We found that HFCS feeding in mice induced more severe adipose inflammation and insulin resistance than even the higher-calorie-containing ‘Western'' high-fat diet, and these HFCS-induced deleterious effects were independent of calorie intake or body fat content. We showed that similar to ‘Western'' high-fat diet, HFCS triggered a robust increase of both proinflammatory ATMs and anti-inflammatory ATMs in intra-abdominal fat. Remarkably, however, the anti-inflammatory ATMs were much less abundant in HFCS-fed mice than in high-fat-fed mice. Furthermore, we showed that deletion of the ghrelin receptor (growth hormone secretagogue receptor, GHS-R) ameliorates HFCS-induced adipose inflammation and insulin resistance.
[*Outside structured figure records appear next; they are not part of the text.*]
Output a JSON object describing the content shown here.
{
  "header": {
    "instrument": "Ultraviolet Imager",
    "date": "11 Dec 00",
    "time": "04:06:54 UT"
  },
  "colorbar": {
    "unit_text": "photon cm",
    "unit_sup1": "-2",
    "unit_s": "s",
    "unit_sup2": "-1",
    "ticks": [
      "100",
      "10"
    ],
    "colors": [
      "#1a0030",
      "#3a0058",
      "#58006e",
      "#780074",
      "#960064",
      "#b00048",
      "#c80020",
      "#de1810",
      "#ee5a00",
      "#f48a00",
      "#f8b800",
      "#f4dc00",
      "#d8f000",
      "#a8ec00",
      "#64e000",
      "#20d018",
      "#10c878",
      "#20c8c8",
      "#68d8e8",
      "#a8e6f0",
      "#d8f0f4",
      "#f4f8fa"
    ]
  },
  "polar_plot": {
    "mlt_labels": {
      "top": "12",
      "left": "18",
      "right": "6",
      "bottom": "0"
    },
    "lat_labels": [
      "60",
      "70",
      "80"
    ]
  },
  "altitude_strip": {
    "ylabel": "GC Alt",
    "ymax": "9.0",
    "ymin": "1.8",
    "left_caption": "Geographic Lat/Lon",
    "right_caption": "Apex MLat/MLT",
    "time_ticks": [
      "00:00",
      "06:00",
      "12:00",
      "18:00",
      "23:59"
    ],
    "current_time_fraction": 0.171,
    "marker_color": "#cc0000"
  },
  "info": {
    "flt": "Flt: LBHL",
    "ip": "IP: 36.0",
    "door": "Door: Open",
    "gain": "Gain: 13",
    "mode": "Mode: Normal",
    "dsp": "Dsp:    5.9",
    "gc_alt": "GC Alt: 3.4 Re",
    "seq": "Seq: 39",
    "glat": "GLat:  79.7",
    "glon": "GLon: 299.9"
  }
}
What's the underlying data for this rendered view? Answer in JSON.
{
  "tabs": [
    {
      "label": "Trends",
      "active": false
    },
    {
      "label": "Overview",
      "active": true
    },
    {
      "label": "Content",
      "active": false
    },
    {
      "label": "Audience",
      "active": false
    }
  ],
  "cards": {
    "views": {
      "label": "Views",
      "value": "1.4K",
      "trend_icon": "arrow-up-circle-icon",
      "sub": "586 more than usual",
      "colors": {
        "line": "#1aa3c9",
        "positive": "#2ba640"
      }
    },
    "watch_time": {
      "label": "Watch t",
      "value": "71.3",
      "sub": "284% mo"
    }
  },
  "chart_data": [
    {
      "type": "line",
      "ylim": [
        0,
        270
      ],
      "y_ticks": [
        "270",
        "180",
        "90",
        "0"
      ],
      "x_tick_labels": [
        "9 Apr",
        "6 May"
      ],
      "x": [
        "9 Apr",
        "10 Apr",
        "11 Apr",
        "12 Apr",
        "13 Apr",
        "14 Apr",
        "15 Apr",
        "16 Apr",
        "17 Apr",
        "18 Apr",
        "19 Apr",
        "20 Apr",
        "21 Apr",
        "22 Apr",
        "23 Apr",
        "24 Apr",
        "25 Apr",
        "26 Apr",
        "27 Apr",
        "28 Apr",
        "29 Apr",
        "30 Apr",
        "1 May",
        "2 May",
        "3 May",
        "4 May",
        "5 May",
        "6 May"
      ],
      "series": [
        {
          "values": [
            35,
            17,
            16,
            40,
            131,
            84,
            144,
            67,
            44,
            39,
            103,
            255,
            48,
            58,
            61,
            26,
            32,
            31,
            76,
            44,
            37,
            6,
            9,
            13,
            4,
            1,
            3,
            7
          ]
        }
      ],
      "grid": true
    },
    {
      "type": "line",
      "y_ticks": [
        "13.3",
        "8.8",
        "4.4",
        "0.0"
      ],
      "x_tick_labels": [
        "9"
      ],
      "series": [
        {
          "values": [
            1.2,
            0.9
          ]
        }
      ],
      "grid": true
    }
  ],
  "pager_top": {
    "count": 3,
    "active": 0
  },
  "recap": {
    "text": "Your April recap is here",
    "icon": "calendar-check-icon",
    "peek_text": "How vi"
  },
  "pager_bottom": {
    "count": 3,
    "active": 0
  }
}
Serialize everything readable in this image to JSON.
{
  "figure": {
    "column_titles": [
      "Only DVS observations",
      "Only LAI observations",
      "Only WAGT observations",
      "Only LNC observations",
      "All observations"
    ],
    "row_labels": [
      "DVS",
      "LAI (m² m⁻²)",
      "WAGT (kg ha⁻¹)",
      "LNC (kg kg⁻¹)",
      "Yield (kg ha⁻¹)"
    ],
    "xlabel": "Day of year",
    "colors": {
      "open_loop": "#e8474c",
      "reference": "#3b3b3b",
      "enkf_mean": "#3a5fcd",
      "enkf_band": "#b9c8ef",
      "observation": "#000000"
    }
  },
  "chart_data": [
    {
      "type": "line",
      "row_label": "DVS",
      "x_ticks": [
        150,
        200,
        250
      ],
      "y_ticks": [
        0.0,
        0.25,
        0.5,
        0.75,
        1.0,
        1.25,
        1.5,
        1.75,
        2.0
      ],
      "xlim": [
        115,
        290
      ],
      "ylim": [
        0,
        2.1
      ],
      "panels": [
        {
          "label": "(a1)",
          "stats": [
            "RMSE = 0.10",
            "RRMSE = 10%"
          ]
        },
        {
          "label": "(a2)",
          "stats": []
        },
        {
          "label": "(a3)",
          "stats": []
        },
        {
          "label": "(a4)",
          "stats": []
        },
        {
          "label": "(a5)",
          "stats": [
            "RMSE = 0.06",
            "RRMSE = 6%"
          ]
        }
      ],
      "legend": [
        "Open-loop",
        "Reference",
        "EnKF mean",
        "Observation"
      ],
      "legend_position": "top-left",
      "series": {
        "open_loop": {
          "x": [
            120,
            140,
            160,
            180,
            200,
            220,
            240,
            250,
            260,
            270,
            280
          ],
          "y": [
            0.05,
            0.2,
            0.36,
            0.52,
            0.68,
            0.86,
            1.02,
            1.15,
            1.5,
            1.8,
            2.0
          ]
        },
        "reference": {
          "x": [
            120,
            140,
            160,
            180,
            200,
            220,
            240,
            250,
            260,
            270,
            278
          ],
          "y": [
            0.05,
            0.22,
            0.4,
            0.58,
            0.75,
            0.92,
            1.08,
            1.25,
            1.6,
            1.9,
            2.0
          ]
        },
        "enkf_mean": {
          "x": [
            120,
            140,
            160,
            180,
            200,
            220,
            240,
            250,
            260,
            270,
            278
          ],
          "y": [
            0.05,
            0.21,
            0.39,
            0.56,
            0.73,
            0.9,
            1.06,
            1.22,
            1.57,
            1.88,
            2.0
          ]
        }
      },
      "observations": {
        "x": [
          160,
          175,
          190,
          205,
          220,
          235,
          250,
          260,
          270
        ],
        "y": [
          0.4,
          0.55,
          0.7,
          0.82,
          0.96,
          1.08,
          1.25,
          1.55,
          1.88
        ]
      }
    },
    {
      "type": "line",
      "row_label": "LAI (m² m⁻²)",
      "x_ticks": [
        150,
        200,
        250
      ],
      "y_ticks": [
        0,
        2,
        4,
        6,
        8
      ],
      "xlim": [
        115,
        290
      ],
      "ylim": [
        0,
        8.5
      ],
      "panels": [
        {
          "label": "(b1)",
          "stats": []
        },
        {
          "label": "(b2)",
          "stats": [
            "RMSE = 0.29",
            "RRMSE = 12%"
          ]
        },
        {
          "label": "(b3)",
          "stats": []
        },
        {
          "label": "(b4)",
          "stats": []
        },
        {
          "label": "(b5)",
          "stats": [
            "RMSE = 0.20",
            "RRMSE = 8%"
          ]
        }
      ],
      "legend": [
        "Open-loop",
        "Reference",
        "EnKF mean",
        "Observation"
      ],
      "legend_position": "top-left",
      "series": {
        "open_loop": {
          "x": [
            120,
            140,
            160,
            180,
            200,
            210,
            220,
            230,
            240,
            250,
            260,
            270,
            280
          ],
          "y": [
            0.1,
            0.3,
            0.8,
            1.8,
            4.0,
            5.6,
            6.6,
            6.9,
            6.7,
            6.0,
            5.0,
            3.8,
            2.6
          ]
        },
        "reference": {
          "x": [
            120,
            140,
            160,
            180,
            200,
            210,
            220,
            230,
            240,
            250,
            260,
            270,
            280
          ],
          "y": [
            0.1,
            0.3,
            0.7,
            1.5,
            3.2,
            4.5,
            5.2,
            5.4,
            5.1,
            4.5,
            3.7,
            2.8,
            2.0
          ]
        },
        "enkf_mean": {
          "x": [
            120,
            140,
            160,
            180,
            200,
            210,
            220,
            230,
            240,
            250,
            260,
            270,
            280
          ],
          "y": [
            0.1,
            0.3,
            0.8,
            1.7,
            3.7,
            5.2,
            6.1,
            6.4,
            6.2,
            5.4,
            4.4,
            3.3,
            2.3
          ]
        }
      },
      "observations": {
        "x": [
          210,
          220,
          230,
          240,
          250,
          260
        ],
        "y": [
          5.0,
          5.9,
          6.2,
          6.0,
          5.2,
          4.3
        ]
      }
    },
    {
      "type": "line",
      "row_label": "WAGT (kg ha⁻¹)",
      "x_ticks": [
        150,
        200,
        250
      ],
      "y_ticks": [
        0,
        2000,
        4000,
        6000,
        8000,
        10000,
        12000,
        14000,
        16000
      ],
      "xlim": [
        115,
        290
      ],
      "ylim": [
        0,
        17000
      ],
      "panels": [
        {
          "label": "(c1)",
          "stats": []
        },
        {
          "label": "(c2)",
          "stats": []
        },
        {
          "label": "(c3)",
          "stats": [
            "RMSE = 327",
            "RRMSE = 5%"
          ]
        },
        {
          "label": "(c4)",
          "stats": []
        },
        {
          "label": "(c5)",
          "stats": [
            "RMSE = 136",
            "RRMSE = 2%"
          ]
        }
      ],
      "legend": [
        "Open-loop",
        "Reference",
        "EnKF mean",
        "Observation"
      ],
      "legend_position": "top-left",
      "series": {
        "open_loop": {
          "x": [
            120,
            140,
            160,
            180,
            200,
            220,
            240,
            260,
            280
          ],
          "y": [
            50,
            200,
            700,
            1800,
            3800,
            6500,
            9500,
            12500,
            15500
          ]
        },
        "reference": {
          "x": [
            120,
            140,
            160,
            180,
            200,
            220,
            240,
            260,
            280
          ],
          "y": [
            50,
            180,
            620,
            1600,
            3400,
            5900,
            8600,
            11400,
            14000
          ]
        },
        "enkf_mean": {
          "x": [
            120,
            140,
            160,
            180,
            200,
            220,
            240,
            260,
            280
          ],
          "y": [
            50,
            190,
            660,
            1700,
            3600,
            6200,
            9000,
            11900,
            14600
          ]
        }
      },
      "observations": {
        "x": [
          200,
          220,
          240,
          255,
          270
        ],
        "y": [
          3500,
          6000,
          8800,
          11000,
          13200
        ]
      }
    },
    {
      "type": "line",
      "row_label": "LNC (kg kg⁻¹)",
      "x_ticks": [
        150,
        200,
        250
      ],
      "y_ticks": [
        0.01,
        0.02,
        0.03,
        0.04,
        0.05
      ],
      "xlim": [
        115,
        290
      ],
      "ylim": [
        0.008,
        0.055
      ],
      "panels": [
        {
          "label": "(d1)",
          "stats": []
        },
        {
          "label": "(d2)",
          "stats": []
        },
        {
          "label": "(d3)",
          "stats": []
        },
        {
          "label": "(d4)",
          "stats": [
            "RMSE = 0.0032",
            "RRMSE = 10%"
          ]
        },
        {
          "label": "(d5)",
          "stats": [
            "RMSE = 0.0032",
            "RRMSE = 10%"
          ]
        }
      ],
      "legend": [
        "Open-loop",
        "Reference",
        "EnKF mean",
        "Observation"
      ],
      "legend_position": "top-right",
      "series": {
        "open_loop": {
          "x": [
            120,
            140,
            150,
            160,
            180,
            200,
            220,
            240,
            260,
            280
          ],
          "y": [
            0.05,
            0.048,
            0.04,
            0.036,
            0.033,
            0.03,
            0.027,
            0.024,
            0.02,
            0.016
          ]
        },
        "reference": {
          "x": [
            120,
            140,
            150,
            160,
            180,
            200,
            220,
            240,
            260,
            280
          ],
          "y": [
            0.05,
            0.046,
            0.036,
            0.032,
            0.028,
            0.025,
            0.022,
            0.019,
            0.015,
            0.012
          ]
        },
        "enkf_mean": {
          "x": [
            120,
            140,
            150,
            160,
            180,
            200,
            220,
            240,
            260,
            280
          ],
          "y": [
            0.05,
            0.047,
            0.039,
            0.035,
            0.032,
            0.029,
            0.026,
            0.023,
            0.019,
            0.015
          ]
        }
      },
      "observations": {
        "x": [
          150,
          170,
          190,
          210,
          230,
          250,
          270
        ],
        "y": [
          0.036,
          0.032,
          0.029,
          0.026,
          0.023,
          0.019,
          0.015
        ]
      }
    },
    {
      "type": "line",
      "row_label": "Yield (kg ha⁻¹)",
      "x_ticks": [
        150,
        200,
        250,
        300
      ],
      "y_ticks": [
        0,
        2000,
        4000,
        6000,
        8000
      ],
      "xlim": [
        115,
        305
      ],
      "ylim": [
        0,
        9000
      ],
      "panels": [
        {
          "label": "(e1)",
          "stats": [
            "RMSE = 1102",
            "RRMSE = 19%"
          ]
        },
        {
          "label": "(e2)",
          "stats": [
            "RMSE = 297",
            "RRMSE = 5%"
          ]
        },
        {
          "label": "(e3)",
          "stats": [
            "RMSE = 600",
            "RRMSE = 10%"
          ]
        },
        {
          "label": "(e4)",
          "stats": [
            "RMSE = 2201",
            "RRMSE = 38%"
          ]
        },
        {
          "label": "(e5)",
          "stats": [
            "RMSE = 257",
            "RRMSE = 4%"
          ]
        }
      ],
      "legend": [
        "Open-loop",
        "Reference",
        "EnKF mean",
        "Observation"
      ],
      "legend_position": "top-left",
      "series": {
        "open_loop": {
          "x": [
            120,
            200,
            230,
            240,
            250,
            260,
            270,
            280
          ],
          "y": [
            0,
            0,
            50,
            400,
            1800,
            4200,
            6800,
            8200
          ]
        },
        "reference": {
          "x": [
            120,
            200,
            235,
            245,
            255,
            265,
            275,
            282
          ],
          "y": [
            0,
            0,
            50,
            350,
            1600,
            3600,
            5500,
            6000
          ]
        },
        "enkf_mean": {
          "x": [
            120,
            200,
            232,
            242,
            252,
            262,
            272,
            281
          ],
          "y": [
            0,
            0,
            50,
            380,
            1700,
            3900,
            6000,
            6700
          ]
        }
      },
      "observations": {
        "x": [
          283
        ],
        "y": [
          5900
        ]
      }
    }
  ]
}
HFCS-fed GHS-R-null mice exhibit decreased proinflammatory ATMs in intra-abdominal fat, reduced adipose inflammation and attenuated liver steatosis.

Conclusion:

Our studies demonstrate that HFCS has detrimental effects on metabolism, suggesting that dietary guidelines on HFCS consumption for Americans may need to be revisited. GHS-R deletion mitigates the effects of HFCS on adipose inflammation and insulin resistance, suggesting that GHS-R antagonists may represent a novel therapy for insulin resistance.